President of the Toledo Police Patrolman's Association Dan Wagner.
Toledo's main police officers' union approved a new, three-year contract with the city on Wednesday, all but bringing an end to months of effort by the Bell administration to secure concessions from its larger bargaining units.
City council will meet Thursday to vote on the pact which, having secured the union's backing, is expected to pass. Vote tallies were not made available on Wednesday, but city spokesman Jen Sorgenfrei said the contract received enough votes to pass.
The agreement includes several favorable terms for members of the Toledo Police Patrolman's Association, including a 2.5 percent pay raise in 2013, and another 3 percent raise in 2014. Officers would also receive a lump-sum payment of $1,500 in April, and another $1,000 in both 2013 and 2014.
In return, union members must pay more toward their pension and health-care costs. The city's practice of picking up the officers' share of their pension contributions would be eliminated starting in April, and their health-care rates would rise from between $48 and $98 a month in 2012, depending on coverage, to between $92 and $166 a month in 2014.
Taken together, TPPA President Dan Wagner said the officers would suffer, on average, an $8,600 cut in their take-home pay over the life of the contract.
"At face value it looks really good, based on the raises and lump-sum payments." Mr. Wagner said. "But couple that with the givebacks -- the pension pickup and the health care -- we end up losing money."
Leaders of Toledo's main firefighter's union, Local 92, offered a similar analysis after that unit approved a contract on March 8. The deal also increased employee pension and health-care costs, tempered with a one-time lump-sum payment and pay increases in 2013 and 2014. Firefighters' union President Wayne Hartford said the contract would cut firefighter pay by about 4 percent over the three years.
Such concessions offered little comfort to Don Czerniak, president of the city service workers' union AFSCME Local 7, which approved its own contract with the Bell administration in October. Mr. Czerniak said his union's contract was far more concessionary than those obtained by the police and firefighters, even though his members typically get less money.
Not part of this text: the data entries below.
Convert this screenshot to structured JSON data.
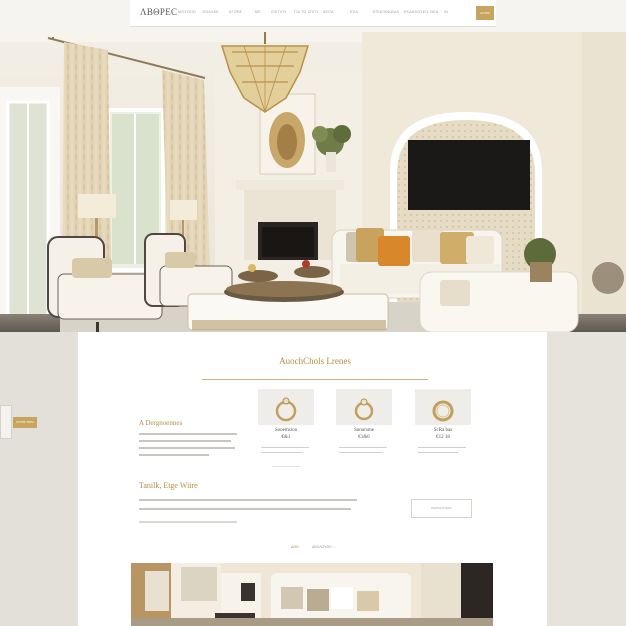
{
  "header": {
    "logo": "ΛΒΘΡΕС",
    "nav": [
      "ΜΟΥΣΕΙΟ",
      "ΚΟΛΛΕΚ",
      "ΑΓΟΡΑ",
      "ΜΕ",
      "ΣΠΙΤΙΟΥ",
      "ΓΙΑ ΤΟ ΣΠΙΤΙ",
      "ΦΩΤΑ",
      "ΕΠΑ",
      "ΕΠΙΚΟΙΝΩΝΙΑ",
      "ΕΚΔΗΛΩΣΕΙΣ ΝΕΑ",
      "ΙΝ"
    ],
    "cta": "ΑΓΟΡΑ"
  },
  "side": {
    "tag": "ΑΓΟΡΑ ΤΩΡΑ"
  },
  "collection": {
    "title": "AuochChols Lrenes",
    "intro_heading": "A Dergnoennes",
    "products": [
      {
        "name": "Sooemsion",
        "price": "€&1"
      },
      {
        "name": "Snnorsme",
        "price": "€1&6"
      },
      {
        "name": "ScRa bas",
        "price": "€12 18"
      }
    ]
  },
  "feature": {
    "heading": "Tanilk, Etge Wiire",
    "button": "ΠΕΡΙΣΣΟΤΕΡΑ"
  },
  "pagination": {
    "active": "ΑΘΗ",
    "next": "ΑΚΟΛΟΥΘΗ →"
  },
  "colors": {
    "accent": "#c8a55e",
    "gold_text": "#b38f45"
  }
}
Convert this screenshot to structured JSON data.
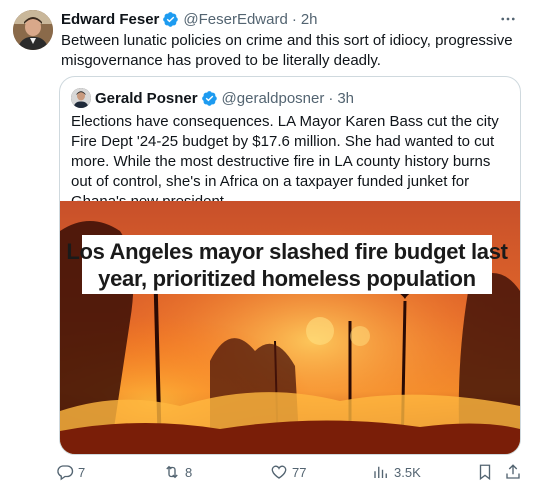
{
  "tweet": {
    "author_name": "Edward Feser",
    "handle": "@FeserEdward",
    "separator": "·",
    "time": "2h",
    "text": "Between lunatic policies on crime and this sort of idiocy, progressive misgovernance has proved to be literally deadly.",
    "more_icon": "more-horizontal-icon",
    "verified_color": "#1d9bf0"
  },
  "quote": {
    "author_name": "Gerald Posner",
    "handle": "@geraldposner",
    "separator": "·",
    "time": "3h",
    "text": "Elections have consequences. LA Mayor Karen Bass cut the city Fire Dept '24-25 budget by $17.6 million. She had wanted to cut more. While the most destructive fire in LA county history burns out of control, she's in Africa on a taxpayer funded junket for Ghana's new president.",
    "image": {
      "headline_line1": "Los Angeles mayor slashed fire budget last",
      "headline_line2": "year, prioritized homeless population"
    }
  },
  "actions": {
    "reply": {
      "icon": "reply-icon",
      "count": "7"
    },
    "retweet": {
      "icon": "retweet-icon",
      "count": "8"
    },
    "like": {
      "icon": "heart-icon",
      "count": "77"
    },
    "views": {
      "icon": "analytics-icon",
      "count": "3.5K"
    },
    "bookmark": {
      "icon": "bookmark-icon"
    },
    "share": {
      "icon": "share-icon"
    }
  }
}
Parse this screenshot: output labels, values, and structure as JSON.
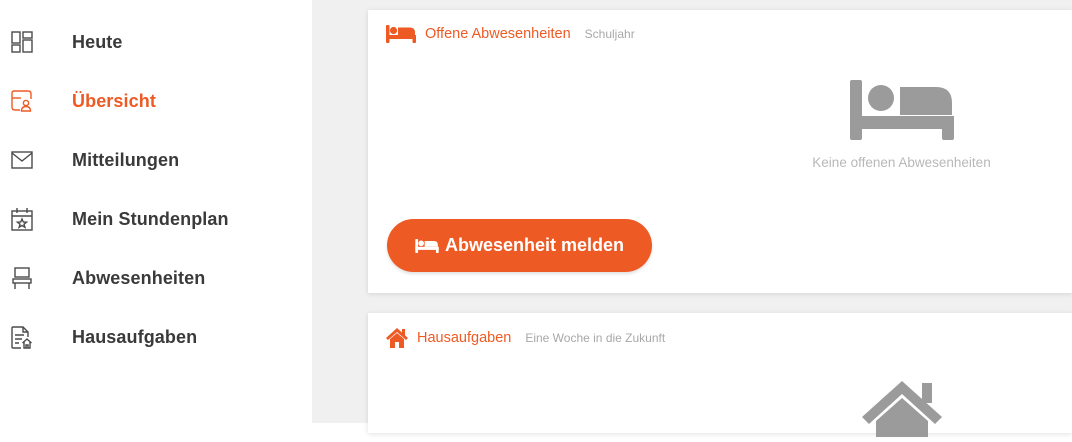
{
  "colors": {
    "accent": "#ee5a24",
    "text": "#3a3a3a",
    "muted": "#a8a8a8",
    "placeholder_icon": "#9b9b9b",
    "main_bg": "#f0f0f0"
  },
  "sidebar": {
    "items": [
      {
        "label": "Heute",
        "icon": "dashboard-grid-icon",
        "active": false
      },
      {
        "label": "Übersicht",
        "icon": "overview-profile-icon",
        "active": true
      },
      {
        "label": "Mitteilungen",
        "icon": "envelope-icon",
        "active": false
      },
      {
        "label": "Mein Stundenplan",
        "icon": "calendar-star-icon",
        "active": false
      },
      {
        "label": "Abwesenheiten",
        "icon": "chair-icon",
        "active": false
      },
      {
        "label": "Hausaufgaben",
        "icon": "document-home-icon",
        "active": false
      }
    ]
  },
  "absences_card": {
    "title": "Offene Abwesenheiten",
    "subtitle": "Schuljahr",
    "icon": "bed-icon",
    "empty_text": "Keine offenen Abwesenheiten",
    "empty_icon": "bed-icon",
    "button_label": "Abwesenheit melden",
    "button_icon": "bed-icon"
  },
  "homework_card": {
    "title": "Hausaufgaben",
    "subtitle": "Eine Woche in die Zukunft",
    "icon": "house-icon",
    "empty_icon": "house-icon"
  }
}
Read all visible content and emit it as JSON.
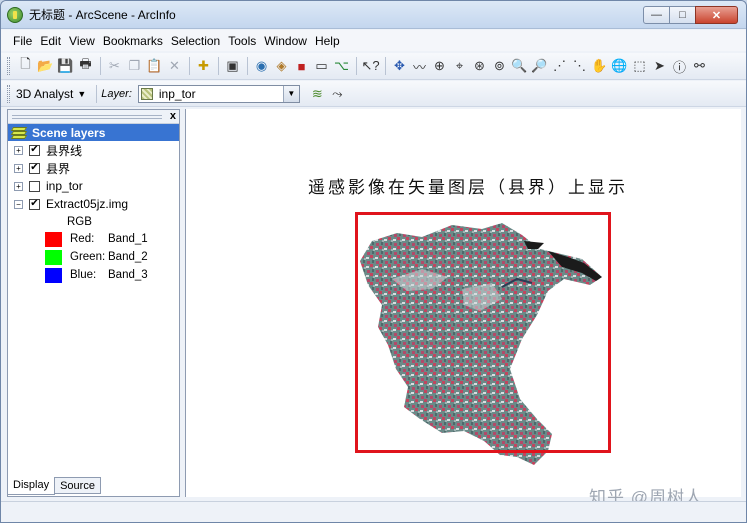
{
  "window": {
    "title": "无标题 - ArcScene - ArcInfo",
    "controls": {
      "minimize": "—",
      "maximize": "□",
      "close": "✕"
    }
  },
  "menu": [
    "File",
    "Edit",
    "View",
    "Bookmarks",
    "Selection",
    "Tools",
    "Window",
    "Help"
  ],
  "toolbar2": {
    "analyst_label": "3D Analyst",
    "layer_label": "Layer:",
    "layer_value": "inp_tor"
  },
  "toc": {
    "root": "Scene layers",
    "layers": [
      {
        "name": "县界线",
        "checked": true,
        "expanded": false
      },
      {
        "name": "县界",
        "checked": true,
        "expanded": false
      },
      {
        "name": "inp_tor",
        "checked": false,
        "expanded": false
      },
      {
        "name": "Extract05jz.img",
        "checked": true,
        "expanded": true
      }
    ],
    "composite": "RGB",
    "bands": [
      {
        "channel": "Red:",
        "band": "Band_1",
        "color": "#ff0000"
      },
      {
        "channel": "Green:",
        "band": "Band_2",
        "color": "#00ff00"
      },
      {
        "channel": "Blue:",
        "band": "Band_3",
        "color": "#0000ff"
      }
    ],
    "tabs": [
      "Display",
      "Source"
    ],
    "close": "x"
  },
  "scene": {
    "title": "遥感影像在矢量图层（县界）上显示",
    "frame_color": "#e0141c"
  },
  "watermark": "知乎 @周树人"
}
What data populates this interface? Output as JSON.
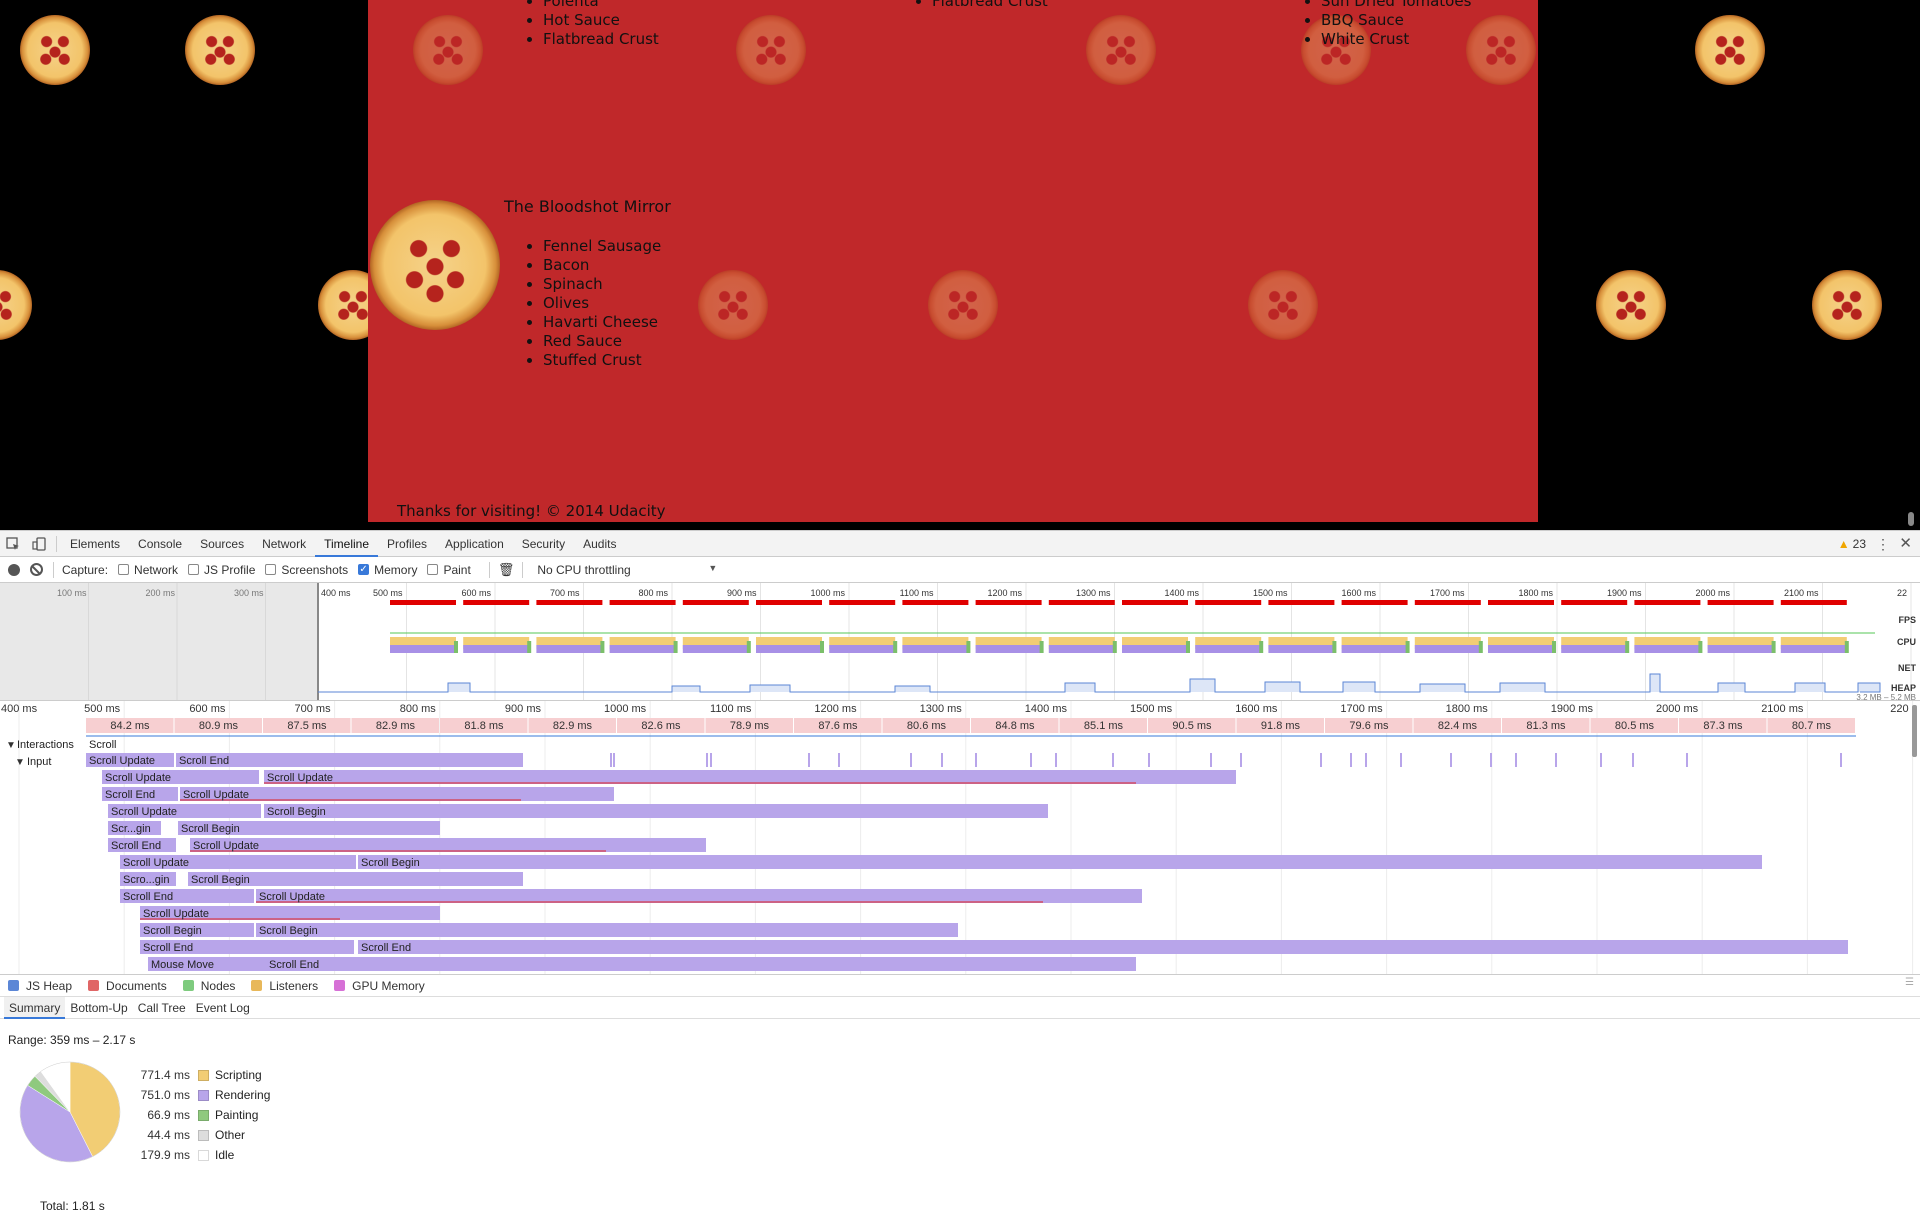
{
  "page": {
    "top_list_left": [
      "Polenta",
      "Hot Sauce",
      "Flatbread Crust"
    ],
    "top_list_mid": [
      "Flatbread Crust"
    ],
    "top_list_right": [
      "Sun Dried Tomatoes",
      "BBQ Sauce",
      "White Crust"
    ],
    "pizza_title": "The Bloodshot Mirror",
    "ingredients": [
      "Fennel Sausage",
      "Bacon",
      "Spinach",
      "Olives",
      "Havarti Cheese",
      "Red Sauce",
      "Stuffed Crust"
    ],
    "footer": "Thanks for visiting! © 2014 Udacity"
  },
  "devtools": {
    "tabs": [
      "Elements",
      "Console",
      "Sources",
      "Network",
      "Timeline",
      "Profiles",
      "Application",
      "Security",
      "Audits"
    ],
    "active_tab": "Timeline",
    "warnings_count": "23",
    "capture": {
      "label": "Capture:",
      "options": [
        {
          "label": "Network",
          "checked": false
        },
        {
          "label": "JS Profile",
          "checked": false
        },
        {
          "label": "Screenshots",
          "checked": false
        },
        {
          "label": "Memory",
          "checked": true
        },
        {
          "label": "Paint",
          "checked": false
        }
      ],
      "throttling": "No CPU throttling"
    },
    "overview": {
      "left_ticks": [
        "100 ms",
        "200 ms",
        "300 ms"
      ],
      "ticks": [
        "400 ms",
        "500 ms",
        "600 ms",
        "700 ms",
        "800 ms",
        "900 ms",
        "1000 ms",
        "1100 ms",
        "1200 ms",
        "1300 ms",
        "1400 ms",
        "1500 ms",
        "1600 ms",
        "1700 ms",
        "1800 ms",
        "1900 ms",
        "2000 ms",
        "2100 ms",
        "22"
      ],
      "track_labels": [
        "FPS",
        "CPU",
        "NET",
        "HEAP"
      ],
      "heap_range": "3.2 MB – 5.2 MB"
    },
    "flame": {
      "ticks": [
        "400 ms",
        "500 ms",
        "600 ms",
        "700 ms",
        "800 ms",
        "900 ms",
        "1000 ms",
        "1100 ms",
        "1200 ms",
        "1300 ms",
        "1400 ms",
        "1500 ms",
        "1600 ms",
        "1700 ms",
        "1800 ms",
        "1900 ms",
        "2000 ms",
        "2100 ms",
        "220"
      ],
      "frames": [
        "84.2 ms",
        "80.9 ms",
        "87.5 ms",
        "82.9 ms",
        "81.8 ms",
        "82.9 ms",
        "82.6 ms",
        "78.9 ms",
        "87.6 ms",
        "80.6 ms",
        "84.8 ms",
        "85.1 ms",
        "90.5 ms",
        "91.8 ms",
        "79.6 ms",
        "82.4 ms",
        "81.3 ms",
        "80.5 ms",
        "87.3 ms",
        "80.7 ms"
      ],
      "interactions_label": "Interactions",
      "interactions_value": "Scroll",
      "input_label": "Input",
      "rows": [
        [
          {
            "t": "Scroll Update",
            "s": 0,
            "e": 88
          },
          {
            "t": "Scroll End",
            "s": 90,
            "e": 437
          }
        ],
        [
          {
            "t": "Scroll Update",
            "s": 16,
            "e": 173
          },
          {
            "t": "Scroll Update",
            "s": 178,
            "e": 1150,
            "line": 1050
          }
        ],
        [
          {
            "t": "Scroll End",
            "s": 16,
            "e": 92
          },
          {
            "t": "Scroll Update",
            "s": 94,
            "e": 528,
            "line": 435
          }
        ],
        [
          {
            "t": "Scroll Update",
            "s": 22,
            "e": 175
          },
          {
            "t": "Scroll Begin",
            "s": 178,
            "e": 962
          }
        ],
        [
          {
            "t": "Scr...gin",
            "s": 22,
            "e": 75
          },
          {
            "t": "Scroll Begin",
            "s": 92,
            "e": 354
          }
        ],
        [
          {
            "t": "Scroll End",
            "s": 22,
            "e": 90
          },
          {
            "t": "Scroll Update",
            "s": 104,
            "e": 620,
            "line": 520
          }
        ],
        [
          {
            "t": "Scroll Update",
            "s": 34,
            "e": 270
          },
          {
            "t": "Scroll Begin",
            "s": 272,
            "e": 1676
          }
        ],
        [
          {
            "t": "Scro...gin",
            "s": 34,
            "e": 90
          },
          {
            "t": "Scroll Begin",
            "s": 102,
            "e": 437
          }
        ],
        [
          {
            "t": "Scroll End",
            "s": 34,
            "e": 168
          },
          {
            "t": "Scroll Update",
            "s": 170,
            "e": 1056,
            "line": 957
          }
        ],
        [
          {
            "t": "Scroll Update",
            "s": 54,
            "e": 354,
            "line": 254
          }
        ],
        [
          {
            "t": "Scroll Begin",
            "s": 54,
            "e": 168
          },
          {
            "t": "Scroll Begin",
            "s": 170,
            "e": 872
          }
        ],
        [
          {
            "t": "Scroll End",
            "s": 54,
            "e": 268
          },
          {
            "t": "Scroll End",
            "s": 272,
            "e": 1762
          }
        ],
        [
          {
            "t": "Mouse Move",
            "s": 62,
            "e": 180
          },
          {
            "t": "Scroll End",
            "s": 180,
            "e": 1050
          }
        ]
      ]
    },
    "legend": [
      {
        "label": "JS Heap",
        "color": "#5b86d6"
      },
      {
        "label": "Documents",
        "color": "#e06666"
      },
      {
        "label": "Nodes",
        "color": "#7ecb7e"
      },
      {
        "label": "Listeners",
        "color": "#e8b85a"
      },
      {
        "label": "GPU Memory",
        "color": "#d670d6"
      }
    ],
    "detail_tabs": [
      "Summary",
      "Bottom-Up",
      "Call Tree",
      "Event Log"
    ],
    "summary": {
      "range": "Range: 359 ms – 2.17 s",
      "items": [
        {
          "value": "771.4 ms",
          "label": "Scripting",
          "color": "#f2cd74",
          "ms": 771.4
        },
        {
          "value": "751.0 ms",
          "label": "Rendering",
          "color": "#b8a5ea",
          "ms": 751.0
        },
        {
          "value": "66.9 ms",
          "label": "Painting",
          "color": "#8fc97e",
          "ms": 66.9
        },
        {
          "value": "44.4 ms",
          "label": "Other",
          "color": "#dddddd",
          "ms": 44.4
        },
        {
          "value": "179.9 ms",
          "label": "Idle",
          "color": "#ffffff",
          "ms": 179.9
        }
      ],
      "total": "Total: 1.81 s"
    }
  }
}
The average AFSCME Local 7 member -- who ranges from a tree trimmer to a sewer worker -- makes $38,000 a year. A TPPA member with five years' experience will be paid $56,000 a year in 2012.
AFSCME members also saw their health-care costs increase and are paying more toward pensions, although by 2014 the city will still pick up 3 percent of the 10 percent pension contribution. Their lump-sum payment is $750 for all three years of the contract, and they did not receive a pay increase.
"It seems pretty funny that they take the savings out of the lower-paid people in the city and then reward some of the highest-paid people in the city," Mr. Czerniak said.
"The members aren't happy at all, believe me. Especially when the administration, including the mayor, said that we would spread this out among all the bargaining units. ... Obviously that statement isn't true because it looks like it's all Local 7."
Mr. Wagner agreed TPPA got a better deal than Local 7. He attributed the difference to the political climate at the time of the Local 7 negotiations. During those months, a debate raged across the state over efforts by Gov. John Kasich to limit the bargaining power of public-employee unions. Officials mediating union disputes were being careful not to be too favorable toward the union side, Mr. Wagner speculated. The debate came out in favor of the unions, with voters rejecting Issue 2 in November.
But Ms. Sorgenfrei said comparing the different contracts was like trying to compare apples to oranges.
"We negotiate in good faith with every bargaining unit that we have and the terms of the Local 7 were terms that were negotiated in good faith," she said. "They're not the same job, they're not the same pay ranges. I think all the contracts were concessionary agreements and they were reflective of what we needed to achieve in order to keep the budget in balance."